Relativamente al calcio, la preoccupazione clinica riguarda il potenziale aumento del rischio di fratture osteoporotiche, osservato in alcuni studi epidemiologici su terapie a lungo termine. Il problema risiede nella solubilità: il carbonato di calcio, la forma più comune negli integratori, richiede un ambiente acido per essere assorbito. In un ambiente gastrico neutralizzato dai farmaci, il carbonato di calcio precipita e non viene assimilato. Il calcio assunto con la dieta (latte, formaggi) e il citrato di calcio, invece, non dipendono dall’acidità gastrica per l’assorbimento e rappresentano opzioni preferibili per questi pazienti.

Consigli pratici per un utilizzo consapevole

L’uso degli inibitori di pompa protonica non deve mai essere demonizzato, ma razionalizzato.
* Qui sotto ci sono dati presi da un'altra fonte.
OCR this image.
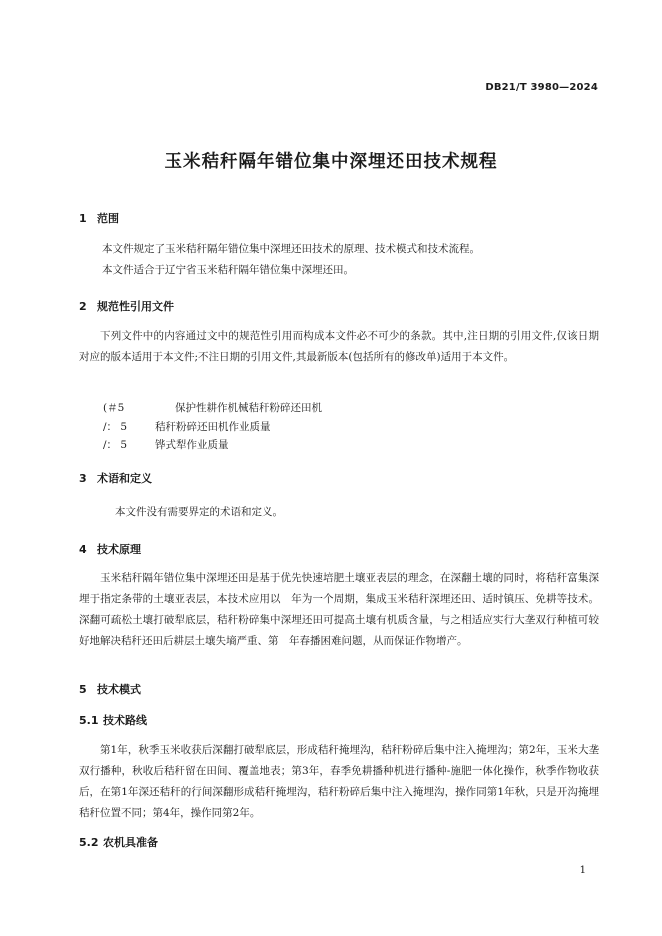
DB21/T 3980—2024
玉米秸秆隔年错位集中深埋还田技术规程
1 范围
本文件规定了玉米秸秆隔年错位集中深埋还田技术的原理、技术模式和技术流程。
本文件适合于辽宁省玉米秸秆隔年错位集中深埋还田。
2 规范性引用文件
下列文件中的内容通过文中的规范性引用而构成本文件必不可少的条款。其中,注日期的引用文件,仅该日期对应的版本适用于本文件;不注日期的引用文件,其最新版本(包括所有的修改单)适用于本文件。
(＃5	保护性耕作机械秸秆粉碎还田机
/： 5	秸秆粉碎还田机作业质量
/： 5	铧式犁作业质量
3 术语和定义
本文件没有需要界定的术语和定义。
4 技术原理
玉米秸秆隔年错位集中深埋还田是基于优先快速培肥土壤亚表层的理念，在深翻土壤的同时，将秸秆富集深埋于指定条带的土壤亚表层，本技术应用以　年为一个周期，集成玉米秸秆深埋还田、适时镇压、免耕等技术。深翻可疏松土壤打破犁底层，秸秆粉碎集中深埋还田可提高土壤有机质含量，与之相适应实行大垄双行种植可较好地解决秸秆还田后耕层土壤失墒严重、第　年春播困难问题，从而保证作物增产。
5 技术模式
5.1 技术路线
第1年，秋季玉米收获后深翻打破犁底层，形成秸秆掩埋沟，秸秆粉碎后集中注入掩埋沟；第2年，玉米大垄双行播种，秋收后秸秆留在田间、覆盖地表；第3年，春季免耕播种机进行播种-施肥一体化操作，秋季作物收获后，在第1年深还秸秆的行间深翻形成秸秆掩埋沟，秸秆粉碎后集中注入掩埋沟，操作同第1年秋，只是开沟掩埋秸秆位置不同；第4年，操作同第2年。
5.2 农机具准备
1
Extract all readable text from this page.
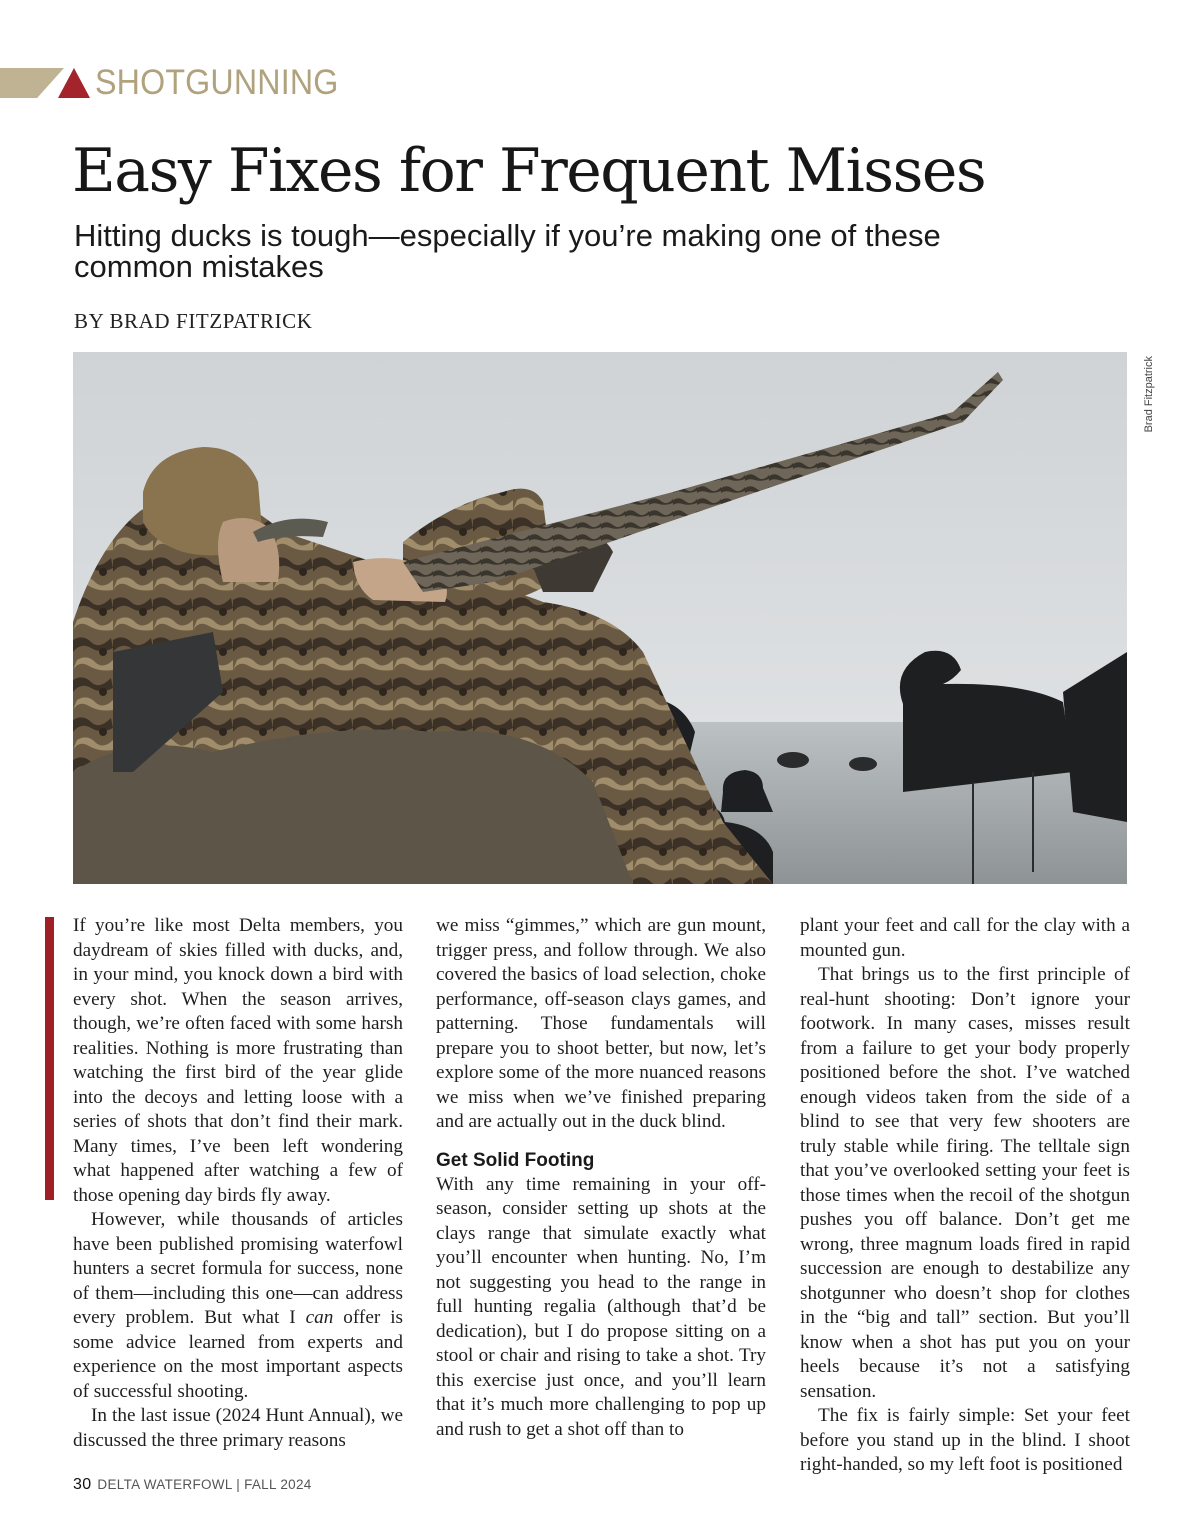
SHOTGUNNING
Easy Fixes for Frequent Misses

Hitting ducks is tough—especially if you’re making one of these common mistakes

BY BRAD FITZPATRICK
Brad Fitzpatrick

If you’re like most Delta members, you daydream of skies filled with ducks, and, in your mind, you knock down a bird with every shot. When the season arrives, though, we’re often faced with some harsh realities. Nothing is more frustrating than watching the first bird of the year glide into the decoys and letting loose with a series of shots that don’t find their mark. Many times, I’ve been left wondering what happened after watching a few of those opening day birds fly away.

However, while thousands of articles have been published promising waterfowl hunters a secret formula for success, none of them—including this one—can address every problem. But what I can offer is some advice learned from experts and experience on the most important aspects of successful shooting.

In the last issue (2024 Hunt Annual), we discussed the three primary reasons

we miss “gimmes,” which are gun mount, trigger press, and follow through. We also covered the basics of load selection, choke performance, off-season clays games, and patterning. Those fundamentals will prepare you to shoot better, but now, let’s explore some of the more nuanced reasons we miss when we’ve finished preparing and are actually out in the duck blind.

Get Solid Footing

With any time remaining in your off-season, consider setting up shots at the clays range that simulate exactly what you’ll encounter when hunting. No, I’m not suggesting you head to the range in full hunting regalia (although that’d be dedication), but I do propose sitting on a stool or chair and rising to take a shot. Try this exercise just once, and you’ll learn that it’s much more challenging to pop up and rush to get a shot off than to

plant your feet and call for the clay with a mounted gun.

That brings us to the first principle of real-hunt shooting: Don’t ignore your footwork. In many cases, misses result from a failure to get your body properly positioned before the shot. I’ve watched enough videos taken from the side of a blind to see that very few shooters are truly stable while firing. The telltale sign that you’ve overlooked setting your feet is those times when the recoil of the shotgun pushes you off balance. Don’t get me wrong, three magnum loads fired in rapid succession are enough to destabilize any shotgunner who doesn’t shop for clothes in the “big and tall” section. But you’ll know when a shot has put you on your heels because it’s not a satisfying sensation.

The fix is fairly simple: Set your feet before you stand up in the blind. I shoot right-handed, so my left foot is positioned

30 DELTA WATERFOWL | FALL 2024
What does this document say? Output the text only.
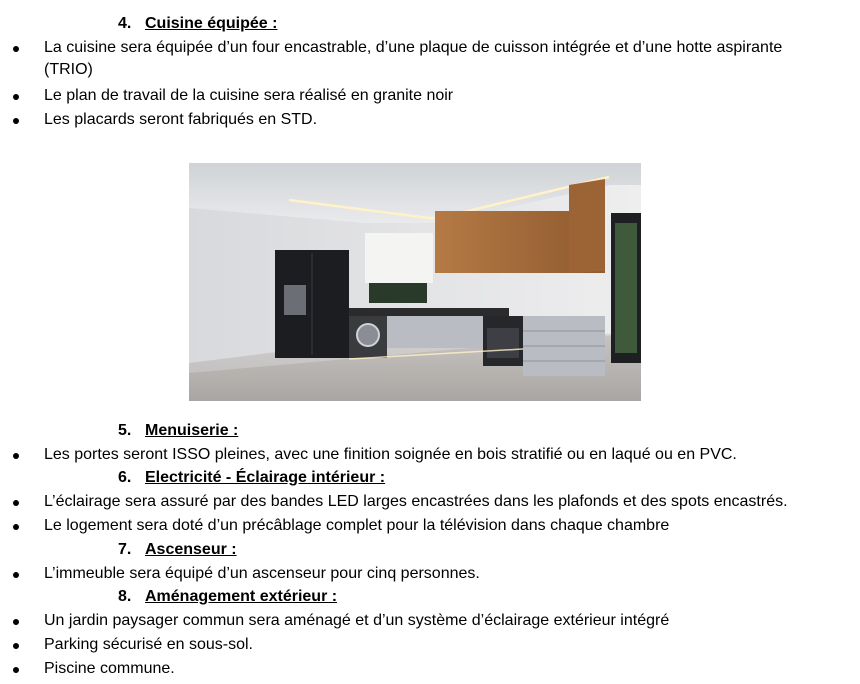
4. Cuisine équipée :
La cuisine sera équipée d’un four encastrable, d’une plaque de cuisson intégrée et d’une hotte aspirante (TRIO)
Le plan de travail de la cuisine sera réalisé en granite noir
Les placards seront fabriqués en STD.
5. Menuiserie :
Les portes seront ISSO pleines, avec une finition soignée en bois stratifié ou en laqué ou en PVC.
6. Electricité - Éclairage intérieur :
L’éclairage sera assuré par des bandes LED larges encastrées dans les plafonds et des spots encastrés.
Le logement sera doté d’un précâblage complet pour la télévision dans chaque chambre
7. Ascenseur :
L’immeuble sera équipé d’un ascenseur pour cinq personnes.
8. Aménagement extérieur :
Un jardin paysager commun sera aménagé et d’un système d’éclairage extérieur intégré
Parking sécurisé en sous-sol.
Piscine commune.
La regola d’oro è la “deprescrizione” quando possibile: utilizzare la dose minima efficace per il tempo strettamente necessario. È fondamentale non sospendere il farmaco bruscamente dopo un uso prolungato, per evitare il cosiddetto “effetto rebound” (un picco di iperacidità da rimbalzo), ma scalarlo gradualmente sotto guida medica.

Per chi è costretto a terapie croniche, un approccio pragmatico prevede:

  1. Monitoraggio mirato: Controllare annualmente emocromo, ferritina, vitamina B12 e magnesio, specialmente negli anziani.
  2. Scelta dell’integratore: Se è necessaria un’integrazione di calcio, preferire formulazioni a base di citrato di calcio, che si assorbe bene anche in assenza di acidità.
  3. Gestione della B12 e del Ferro: Se si rileva una carenza di B12, gli integratori orali ad alto dosaggio o le formulazioni sublinguali sono efficaci indipendentemente dall’acidità gastrica. Per il ferro, si può valutare l’assunzione concomitante di vitamina C (acido ascorbico) per acidificare transitoriamente l’ambiente gastrico e migliorarne l’assorbimento, oppure optare per formulazioni di ferro sucrosomiale o liposomiale.